L’ambivalence que nous avons relevée par la métaphore de la plage sévit dans les pensées de Cécile. Cette dualité s’accentue chez la jeune fille lorsqu’elle décide de mettre son plan à exécution pour écarter Anne de son existence. Quand Elsa revient chercher ses valises à la villa, Cécile la convainc de former un couple fictif avec Cyril pour rendre son père jaloux. L’ancienne maîtresse de Raymond accepte rapidement. L’idée se matérialisant, la jeune fille prend peur de son influence sur les autres, qui sont plus âgées qu’elle. Ses pensées se troublent, elle hésite entre son désir d’écarter Anne de son existence et l’idée de réussir son examen pour ensuite compléter son baccalauréat, tel que suggéré par sa belle-mère. L’oblique se dessine entre cette pulsion et une aspiration au savoir.

Demain, je changerais de chambre ; je m’installerais au grenier avec mes livres de classe. Je n’emporterais quand même pas Bergson ; il ne fallait pas exagérer. Deux bonnes heures de travail, dans la solitude, l’effort silencieux, l’odeur de l’encre, du papier. Le succès en octobre, le rire stupéfait de mon père, l’approbation d’Anne, la licence. Je serais intelligente, cultivée, un peu détachée, comme Anne. (BT, p. 85)

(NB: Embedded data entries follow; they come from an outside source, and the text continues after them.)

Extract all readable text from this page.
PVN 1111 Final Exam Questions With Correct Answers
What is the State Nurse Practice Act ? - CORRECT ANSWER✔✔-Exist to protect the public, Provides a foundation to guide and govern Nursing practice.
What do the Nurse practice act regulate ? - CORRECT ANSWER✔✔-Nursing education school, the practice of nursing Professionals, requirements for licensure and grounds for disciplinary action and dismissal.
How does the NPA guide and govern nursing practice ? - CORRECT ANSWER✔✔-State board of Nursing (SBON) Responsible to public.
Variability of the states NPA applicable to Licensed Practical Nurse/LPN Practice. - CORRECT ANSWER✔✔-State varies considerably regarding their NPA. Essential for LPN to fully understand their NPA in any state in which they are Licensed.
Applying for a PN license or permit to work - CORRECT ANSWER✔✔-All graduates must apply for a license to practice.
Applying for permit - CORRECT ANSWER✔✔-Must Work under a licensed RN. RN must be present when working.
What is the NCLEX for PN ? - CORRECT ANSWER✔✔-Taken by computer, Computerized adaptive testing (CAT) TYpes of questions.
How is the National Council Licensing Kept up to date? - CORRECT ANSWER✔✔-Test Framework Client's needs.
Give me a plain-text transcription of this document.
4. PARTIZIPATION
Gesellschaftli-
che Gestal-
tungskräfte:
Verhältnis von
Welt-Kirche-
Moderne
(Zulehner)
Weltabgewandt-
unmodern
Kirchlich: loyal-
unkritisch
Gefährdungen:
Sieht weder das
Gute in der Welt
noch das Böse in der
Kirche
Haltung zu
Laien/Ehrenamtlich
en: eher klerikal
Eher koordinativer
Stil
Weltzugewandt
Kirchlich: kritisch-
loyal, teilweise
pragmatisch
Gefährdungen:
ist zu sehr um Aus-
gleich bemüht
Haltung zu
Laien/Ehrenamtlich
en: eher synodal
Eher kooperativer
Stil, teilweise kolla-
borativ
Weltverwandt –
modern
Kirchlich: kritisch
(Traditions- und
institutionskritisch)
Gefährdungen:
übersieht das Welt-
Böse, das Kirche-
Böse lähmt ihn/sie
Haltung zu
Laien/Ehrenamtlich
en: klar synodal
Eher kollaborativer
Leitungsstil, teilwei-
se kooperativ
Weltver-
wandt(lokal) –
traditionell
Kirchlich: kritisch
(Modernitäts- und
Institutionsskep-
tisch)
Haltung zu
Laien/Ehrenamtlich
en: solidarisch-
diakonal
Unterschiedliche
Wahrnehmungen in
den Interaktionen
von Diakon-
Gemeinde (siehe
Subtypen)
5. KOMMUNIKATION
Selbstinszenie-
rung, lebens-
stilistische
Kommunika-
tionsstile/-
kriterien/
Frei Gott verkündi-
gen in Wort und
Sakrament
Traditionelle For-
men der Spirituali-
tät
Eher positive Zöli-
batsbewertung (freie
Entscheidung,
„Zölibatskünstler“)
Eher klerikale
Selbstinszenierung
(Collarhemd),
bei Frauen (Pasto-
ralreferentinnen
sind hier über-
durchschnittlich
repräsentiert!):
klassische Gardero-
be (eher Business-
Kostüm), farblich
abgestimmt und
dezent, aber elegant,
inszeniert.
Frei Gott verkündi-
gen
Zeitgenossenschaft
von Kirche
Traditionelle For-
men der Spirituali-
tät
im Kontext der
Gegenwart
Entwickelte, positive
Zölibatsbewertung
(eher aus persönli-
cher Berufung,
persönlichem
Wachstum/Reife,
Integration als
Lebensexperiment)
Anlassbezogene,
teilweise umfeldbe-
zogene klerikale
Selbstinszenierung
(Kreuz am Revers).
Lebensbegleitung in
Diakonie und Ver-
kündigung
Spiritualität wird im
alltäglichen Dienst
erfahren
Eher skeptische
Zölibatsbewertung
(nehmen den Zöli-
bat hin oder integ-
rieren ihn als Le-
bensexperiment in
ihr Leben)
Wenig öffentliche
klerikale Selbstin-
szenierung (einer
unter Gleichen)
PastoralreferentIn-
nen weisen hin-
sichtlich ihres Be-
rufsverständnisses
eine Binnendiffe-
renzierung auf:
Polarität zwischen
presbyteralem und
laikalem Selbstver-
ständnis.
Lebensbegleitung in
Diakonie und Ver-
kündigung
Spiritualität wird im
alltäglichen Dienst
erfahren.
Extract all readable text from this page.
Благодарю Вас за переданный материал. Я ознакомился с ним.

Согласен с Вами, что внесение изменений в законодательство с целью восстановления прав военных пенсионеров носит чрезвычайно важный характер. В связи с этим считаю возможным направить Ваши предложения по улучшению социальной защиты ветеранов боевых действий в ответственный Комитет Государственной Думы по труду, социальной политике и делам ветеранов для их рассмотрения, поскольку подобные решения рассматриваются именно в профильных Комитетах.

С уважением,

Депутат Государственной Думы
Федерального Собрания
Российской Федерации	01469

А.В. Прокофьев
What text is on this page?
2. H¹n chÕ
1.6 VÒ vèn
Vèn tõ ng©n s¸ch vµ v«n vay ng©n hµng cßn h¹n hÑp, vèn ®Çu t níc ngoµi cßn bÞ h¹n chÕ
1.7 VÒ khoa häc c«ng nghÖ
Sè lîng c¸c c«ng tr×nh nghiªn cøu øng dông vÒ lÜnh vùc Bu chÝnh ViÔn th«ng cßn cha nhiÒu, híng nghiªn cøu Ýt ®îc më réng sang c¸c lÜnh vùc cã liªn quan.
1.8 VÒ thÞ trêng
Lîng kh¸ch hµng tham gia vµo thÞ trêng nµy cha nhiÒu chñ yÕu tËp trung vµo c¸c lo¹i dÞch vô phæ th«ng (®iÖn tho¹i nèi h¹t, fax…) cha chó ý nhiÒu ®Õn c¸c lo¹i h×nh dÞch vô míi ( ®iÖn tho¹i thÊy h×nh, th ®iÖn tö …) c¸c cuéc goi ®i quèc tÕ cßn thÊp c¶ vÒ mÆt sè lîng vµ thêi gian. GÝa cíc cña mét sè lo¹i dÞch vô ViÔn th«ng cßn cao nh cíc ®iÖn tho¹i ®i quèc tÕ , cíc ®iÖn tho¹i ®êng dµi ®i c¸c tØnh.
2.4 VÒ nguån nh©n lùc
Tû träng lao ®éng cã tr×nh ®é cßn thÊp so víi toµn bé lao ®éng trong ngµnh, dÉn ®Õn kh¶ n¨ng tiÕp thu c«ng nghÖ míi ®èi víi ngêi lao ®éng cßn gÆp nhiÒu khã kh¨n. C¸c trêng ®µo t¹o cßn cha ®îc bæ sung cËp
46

Le passage de l’irrationnel au rationnel se distingue nettement en comparaison avec la scène précédente en compagnie d’Elsa. Cette alternance ponctue plusieurs périodes de raisonnements de la jeune fille depuis l’arrivée d’Anne sur la Côte d’Azur. Un instant elle admire l’indépendance de cette femme, puis elle la redoute. Grâce aux notions de Jack Goody, nous remarquons également que les technologies de l’intellect caractérisent le changement de conscience de la jeune fille. Selon lui, ces technologies requièrent une formation précise (Goody, 2007, p. 194). Afin de faciliter la lecture ou l’écriture, il faut que le corps présente une certaine droiture. Par conséquent, ces technologies impliquent une domestication du corps. Cécile tente de contrôler sa posture oblique. C’est précisément ce qu’elle recherche par l’organisation d’un espace restreint avec plusieurs livres pour étudier. Ce choix présente une autodiscipline de la part de la protagoniste, marquant son cheminement vers l’âge adulte. Cette figure d’autorité chez la jeune fille prend exemple sur Anne, la fin de la citation abonde dans ce sens. La maturité propre à la figure de l’adulte étant absente dans la personnalité de Raymond. À cet instant, elle se tourne du côté de la femme en mettant en place les conditions nécessaires pour adhérer au monde littératien. Ces oppositions chez la narratrice marquent le déploiement du rite de passage en train de se dérouler. L’enjeu identitaire est au cœur de ce roman; le passage de la narratrice entre le statut d’adolescente et celui de l’adulte est en jeu. La présence d’Anne accentue ce changement, car son autorité oblige Cécile à se positionner dans une situation d’introspection, absente du quotidien auprès de son père. La dualité chez la jeune fille se comprend aussi par le désir inconscient de refuser l’évolution qui surviendra chez elle tôt ou tard. Au lieu de cerner les changements internes qui se déroulent en elle et qui explique les tensions, elle rejette la faute sur Anne.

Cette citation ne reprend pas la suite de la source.